Nouns, Cryptoadz, MoonBirds et Blitmap sont tous des collections NFT pixélisées. En d’autres termes, ils ont tous une résolution basse fidélité qui réduit l’obstacle pour les tiers souhaitant créer des produits dérivés. De plus, ces images manquent de suffisamment de détails pour exprimer un gène culturel spécifique et d’autres caractéristiques du projet.
La compatibilité et l'extensibilité sont des clés pour les NFT CC0. Les collectionneurs peuvent utiliser ce NFT partout où ils le souhaitent, ce qui encourage l'expansion de la communauté. Les créateurs tiers peuvent bénéficier de la plupart des avantages liés à la propriété intellectuelle avec le moins d'obstacles créatifs. Ces fonctionnalités ne sont pas seulement destinées aux produits dérivés en chaîne mais sont également liées à une vision plus de marque des NFT. Les sacs de butin sont des primitives fondamentales qui ont du sens pour tous les types de jeux d'aventure ; la marque Nouns est adaptable aux lunettes.
Ces deux fonctionnalités peuvent également devenir des problèmes pour les investisseurs qui visent à créer des produits commerciaux en plus du NFT qu'ils détiennent, car les collectionneurs de tout CC0 NFT ne peuvent pas exclure d'autres personnes de créer du contenu pour la même IP. Les investisseurs doivent choisir judicieusement lorsque leur motivation à acheter un NFT n'est pas alignée sur la valeur apportée par la licence CC0.

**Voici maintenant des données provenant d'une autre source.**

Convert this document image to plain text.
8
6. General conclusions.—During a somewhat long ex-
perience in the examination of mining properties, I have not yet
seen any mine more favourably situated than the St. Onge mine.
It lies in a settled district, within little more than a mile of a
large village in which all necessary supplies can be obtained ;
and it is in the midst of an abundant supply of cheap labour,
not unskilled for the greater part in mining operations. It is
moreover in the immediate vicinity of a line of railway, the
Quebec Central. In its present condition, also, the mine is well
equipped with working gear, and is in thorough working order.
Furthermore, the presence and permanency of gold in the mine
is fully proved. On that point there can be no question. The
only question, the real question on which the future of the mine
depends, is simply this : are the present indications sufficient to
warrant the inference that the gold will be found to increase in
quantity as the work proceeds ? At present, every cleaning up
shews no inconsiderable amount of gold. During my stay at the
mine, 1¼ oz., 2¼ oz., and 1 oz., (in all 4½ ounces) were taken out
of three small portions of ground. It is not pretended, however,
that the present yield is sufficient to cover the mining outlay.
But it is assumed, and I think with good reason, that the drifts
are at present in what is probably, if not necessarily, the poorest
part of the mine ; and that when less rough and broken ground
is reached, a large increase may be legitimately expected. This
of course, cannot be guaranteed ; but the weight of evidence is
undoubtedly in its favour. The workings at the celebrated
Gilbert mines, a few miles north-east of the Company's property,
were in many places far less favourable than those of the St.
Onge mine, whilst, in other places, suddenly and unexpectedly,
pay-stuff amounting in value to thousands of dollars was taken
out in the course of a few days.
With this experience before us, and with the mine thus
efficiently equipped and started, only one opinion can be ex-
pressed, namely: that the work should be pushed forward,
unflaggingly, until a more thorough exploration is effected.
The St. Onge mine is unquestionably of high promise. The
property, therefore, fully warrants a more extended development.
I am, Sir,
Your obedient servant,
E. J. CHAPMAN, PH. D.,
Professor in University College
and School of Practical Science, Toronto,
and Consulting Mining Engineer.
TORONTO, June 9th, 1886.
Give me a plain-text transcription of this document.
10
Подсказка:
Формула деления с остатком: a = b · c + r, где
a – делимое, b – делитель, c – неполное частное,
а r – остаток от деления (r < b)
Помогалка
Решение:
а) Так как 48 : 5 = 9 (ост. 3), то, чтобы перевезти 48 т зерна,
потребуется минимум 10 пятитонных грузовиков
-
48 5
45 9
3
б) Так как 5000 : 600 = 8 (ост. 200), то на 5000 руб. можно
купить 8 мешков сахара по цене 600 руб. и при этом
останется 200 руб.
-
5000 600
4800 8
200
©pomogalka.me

Pour l’instant, les développeurs de CC0 NFT bénéficient principalement des redevances générées sur le marché secondaire comme OpenSea. CC0 renforce l'écosystème prospère des produits dérivés qui a attiré l'attention sur la collection NFT originale et en augmente le volume des échanges. Cependant, la montée récente de SudoSwap pourrait changer cette approche car il refuse de verser des redevances aux créateurs.
Il s'agit d'un changement inévitable dans l'expansion du marché des NFT et des crypto-monnaies, car tous les collectionneurs ne sont pas disposés à payer les redevances, en particulier les investisseurs qui achètent des NFT à des fins commerciales. Le modèle de revenus actuel des projets CC0 NFT n'est pas viable pour les développeurs lorsque le marché NFT s'agrandit. Le CC0 a globalement renforcé la propriété intellectuelle, mais a réduit à néant les bénéfices qui en découlent.
La licence CC0 n'est pas une solution générale aux difficultés du marché NFT actuel. Il offre uniquement une alternative aux créateurs pour démarrer leurs projets. Nous nous attendons à voir une licence d’origine NFT ainsi que le développement de la technologie blockchain et des communautés NFT.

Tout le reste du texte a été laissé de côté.